Some houses had two-one atop the other, for the upstairs tenants
in two family houses. These classic homes made up many a tree-lined
neighborhood in every ward of the city. Often landlords and tenants
shared a porch for the evening, reminiscing and getting to know
each other, building bonds.
It was a time when many families stayed in their apartments for
decades, considering their landlord part of extended family. It
was not unusual for newlyweds to stop by and visit their old landlords,
even after their own families had moved out to the suburbs, fulfilling
a life-long dream to own their own home. That’s just the way
You grow up sharing a porch with folks, talking into the night,
you get to know and love them. You concentrate more on your similarities,
rather than your differences. It was more social back then, lots
more hugging and caring.
Porches were gathering places for neighborhood gossip, the events
of the day, sports talk and often an impromptu musical happening.

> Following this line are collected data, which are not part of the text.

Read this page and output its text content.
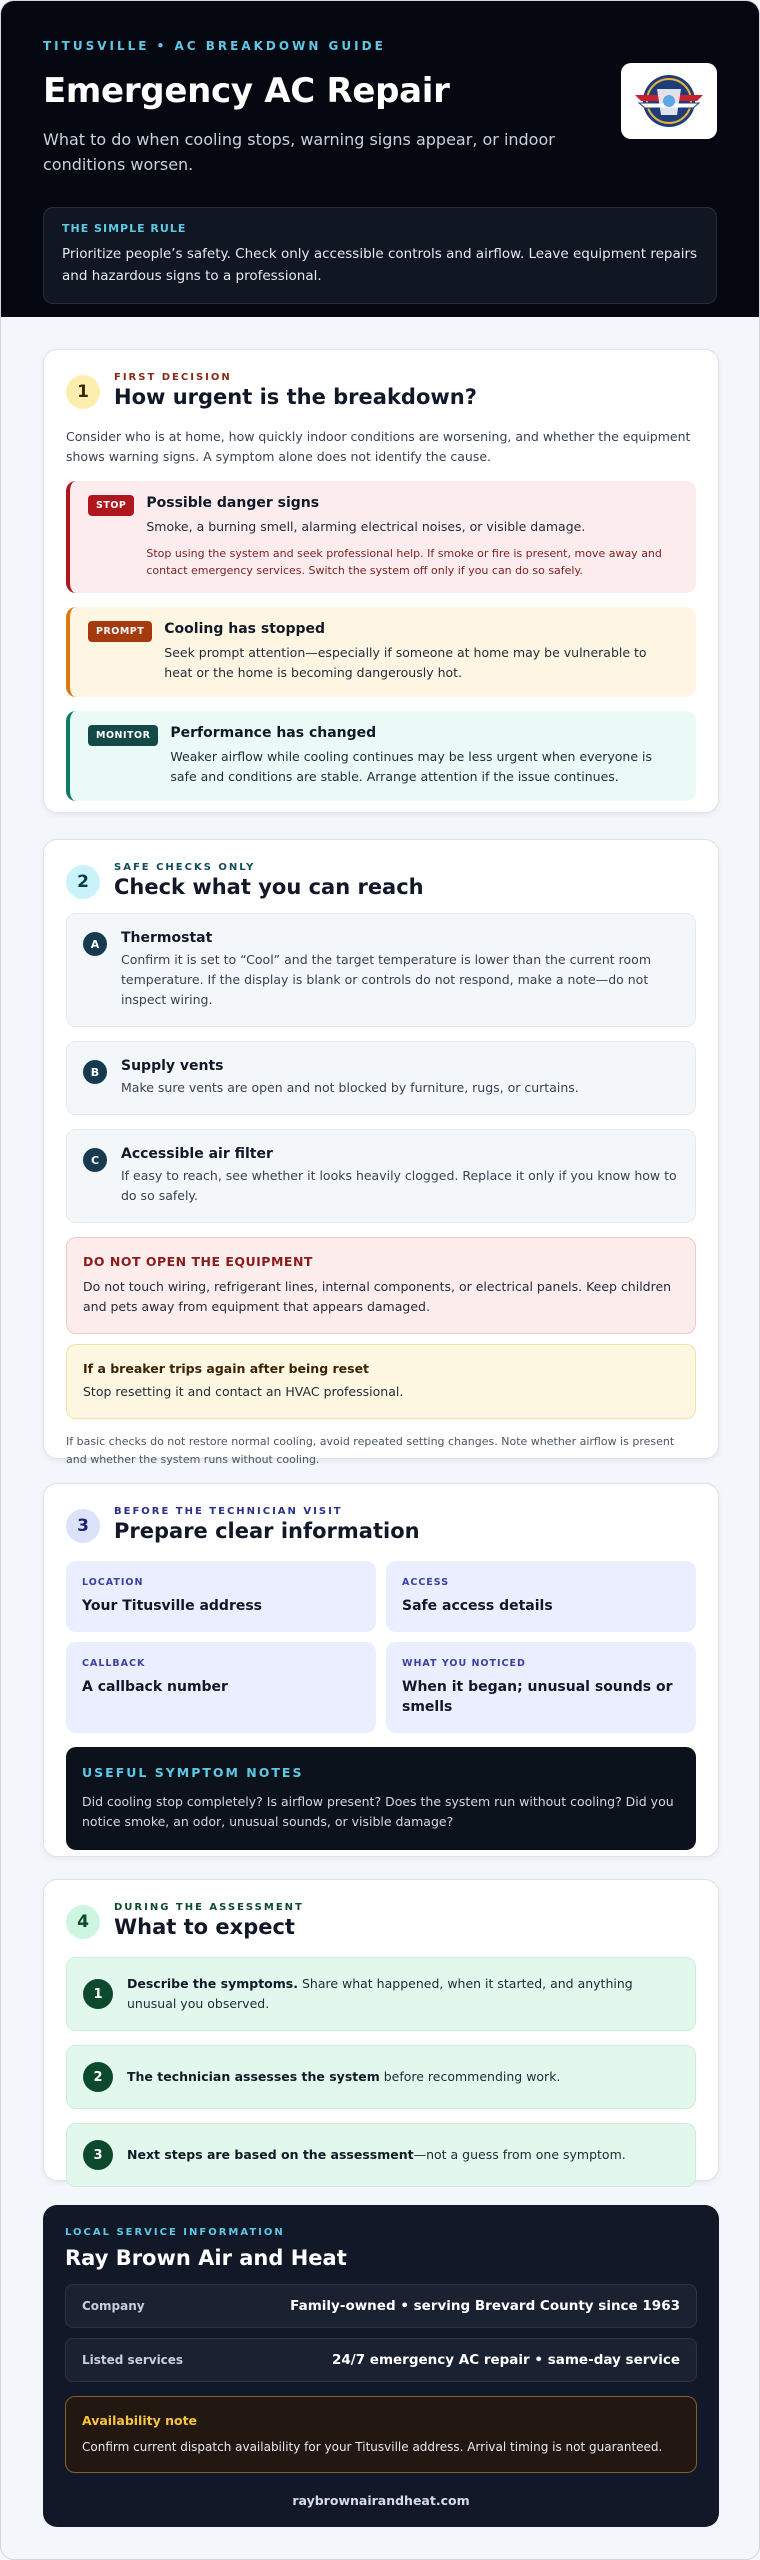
TITUSVILLE • AC BREAKDOWN GUIDE
Emergency AC Repair

What to do when cooling stops, warning signs appear, or indoor conditions worsen.

THE SIMPLE RULE
Prioritize people’s safety. Check only accessible controls and airflow. Leave equipment repairs and hazardous signs to a professional.
1
FIRST DECISION
How urgent is the breakdown?

Consider who is at home, how quickly indoor conditions are worsening, and whether the equipment shows warning signs. A symptom alone does not identify the cause.

STOP	Possible danger signs
Smoke, a burning smell, alarming electrical noises, or visible damage.
Stop using the system and seek professional help. If smoke or fire is present, move away and contact emergency services. Switch the system off only if you can do so safely.
PROMPT	Cooling has stopped
Seek prompt attention—especially if someone at home may be vulnerable to heat or the home is becoming dangerously hot.
MONITOR	Performance has changed
Weaker airflow while cooling continues may be less urgent when everyone is safe and conditions are stable. Arrange attention if the issue continues.
2
SAFE CHECKS ONLY
Check what you can reach
A	Thermostat
Confirm it is set to “Cool” and the target temperature is lower than the current room temperature. If the display is blank or controls do not respond, make a note—do not inspect wiring.
B	Supply vents
Make sure vents are open and not blocked by furniture, rugs, or curtains.
C	Accessible air filter
If easy to reach, see whether it looks heavily clogged. Replace it only if you know how to do so safely.
DO NOT OPEN THE EQUIPMENT
Do not touch wiring, refrigerant lines, internal components, or electrical panels. Keep children and pets away from equipment that appears damaged.
If a breaker trips again after being reset
Stop resetting it and contact an HVAC professional.

If basic checks do not restore normal cooling, avoid repeated setting changes. Note whether airflow is present and whether the system runs without cooling.

3
BEFORE THE TECHNICIAN VISIT
Prepare clear information
LOCATION
Your Titusville address
ACCESS
Safe access details
CALLBACK
A callback number
WHAT YOU NOTICED
When it began; unusual sounds or smells
USEFUL SYMPTOM NOTES
Did cooling stop completely? Is airflow present? Does the system run without cooling? Did you notice smoke, an odor, unusual sounds, or visible damage?
4
DURING THE ASSESSMENT
What to expect
1
Describe the symptoms. Share what happened, when it started, and anything unusual you observed.
2	The technician assesses the system before recommending work.
3	Next steps are based on the assessment—not a guess from one symptom.
LOCAL SERVICE INFORMATION
Ray Brown Air and Heat
Company	Family-owned • serving Brevard County since 1963
Listed services	24/7 emergency AC repair • same-day service
Availability note
Confirm current dispatch availability for your Titusville address. Arrival timing is not guaranteed.
raybrownairandheat.com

Accordion, guitar, and mandolin strains kept families and friends
singing, and grandparents wiping tears from their eyes.

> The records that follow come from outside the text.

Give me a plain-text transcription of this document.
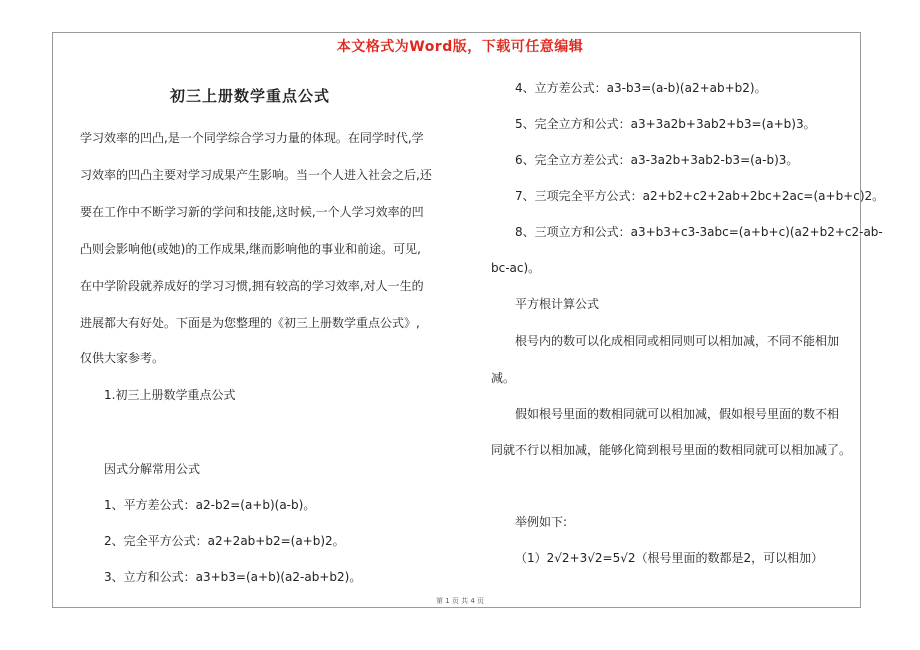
本文格式为Word版，下载可任意编辑
初三上册数学重点公式
学习效率的凹凸,是一个同学综合学习力量的体现。在同学时代,学
习效率的凹凸主要对学习成果产生影响。当一个人进入社会之后,还
要在工作中不断学习新的学问和技能,这时候,一个人学习效率的凹
凸则会影响他(或她)的工作成果,继而影响他的事业和前途。可见,
在中学阶段就养成好的学习习惯,拥有较高的学习效率,对人一生的
进展都大有好处。下面是为您整理的《初三上册数学重点公式》,
仅供大家参考。
1.初三上册数学重点公式
因式分解常用公式
1、平方差公式：a2-b2=(a+b)(a-b)。
2、完全平方公式：a2+2ab+b2=(a+b)2。
3、立方和公式：a3+b3=(a+b)(a2-ab+b2)。
4、立方差公式：a3-b3=(a-b)(a2+ab+b2)。
5、完全立方和公式：a3+3a2b+3ab2+b3=(a+b)3。
6、完全立方差公式：a3-3a2b+3ab2-b3=(a-b)3。
7、三项完全平方公式：a2+b2+c2+2ab+2bc+2ac=(a+b+c)2。
8、三项立方和公式：a3+b3+c3-3abc=(a+b+c)(a2+b2+c2-ab-
bc-ac)。
平方根计算公式
根号内的数可以化成相同或相同则可以相加减，不同不能相加
减。
假如根号里面的数相同就可以相加减，假如根号里面的数不相
同就不行以相加减，能够化简到根号里面的数相同就可以相加减了。
举例如下:
（1）2√2+3√2=5√2（根号里面的数都是2，可以相加）
第 1 页 共 4 页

If you played ball in the streets like we did, those porches were
the cheering sections and the second floor ones were the upper decks
at imagined Yankee Stadium. In cases of close calls, the front porches
officiated the play. Their judging was final. And if you got thirsty,
you asked permission to have a drink from the nearest ever-present
garden hose. That is how you slaked your thirst on a hot summer
night of stickball or boxball. Simple rules, simple times.
If it was really one of those oppressive summer nights, everyone
got a quick sprinkle shower after the game, courtesy of one the
fans in the stands.
When it rained, you played on a neighbor’s front porch with
their kids. It was the proverbial safe port in a storm, always a
haven in sudden summer squalls.
If you had a clear view of Newark Schools Stadium like I did,
on the 4th of July, you could watch fireworks from the comfort of
your front porch-- even smell the explosion smoke as it eventually
wafted down your street.
Some folks closed their porches in so they could have a bit more
privacy, but this only seemed to happen on the upper ones. The first
floor porch was always the main gathering point for the house, the
pressroom and communications center.
In my old neighborhood on North 4th Street, the two family houses
were close enough together that you could have conversations quite
easily between adjacent porches. That was fairly standard practice.
No one had driveways. We all parked on the street. Just an alleyway
divided homes. It was easy to talk to neighbors.
At dusk a candle or maybe a mosquito punk would be lit, giving
the houses a warm glow. Maybe a radio was tuned to a Yankee or Dodger
game, or some music. The houses seemed to live and breathe, like
As the seasons changed, so did the décor, Christmas always
being the best with lots of lights and maybe a few Disney or other
seasonal characters aglow. I remember straw men at Halloween as
well as some other scary goblins and ghosts; and a witch or two.
The 4th of July brought flags, banners, and pennants; and often
fireworks sprouting from both lower and upper porches.
The front porch was also a place to sit and talk with your best
girl or guy, being on display at it came to be called, showing off
your beau. Sneaking kisses as dusk came calling. Of course mom would
be peeking from the living room window! Or as one of my girlfriend’s
mom’s used to say to us….
”Let’s hear some whistling and clapping out there!!!”
How can you build homes today without usable front porches? How
can folks who own the older homes not use theirs like we did? It
don’t seem right. We need more front porches….. and
time to sit out on them…..with the kids….. and our neighbors.
We need to care again about each other.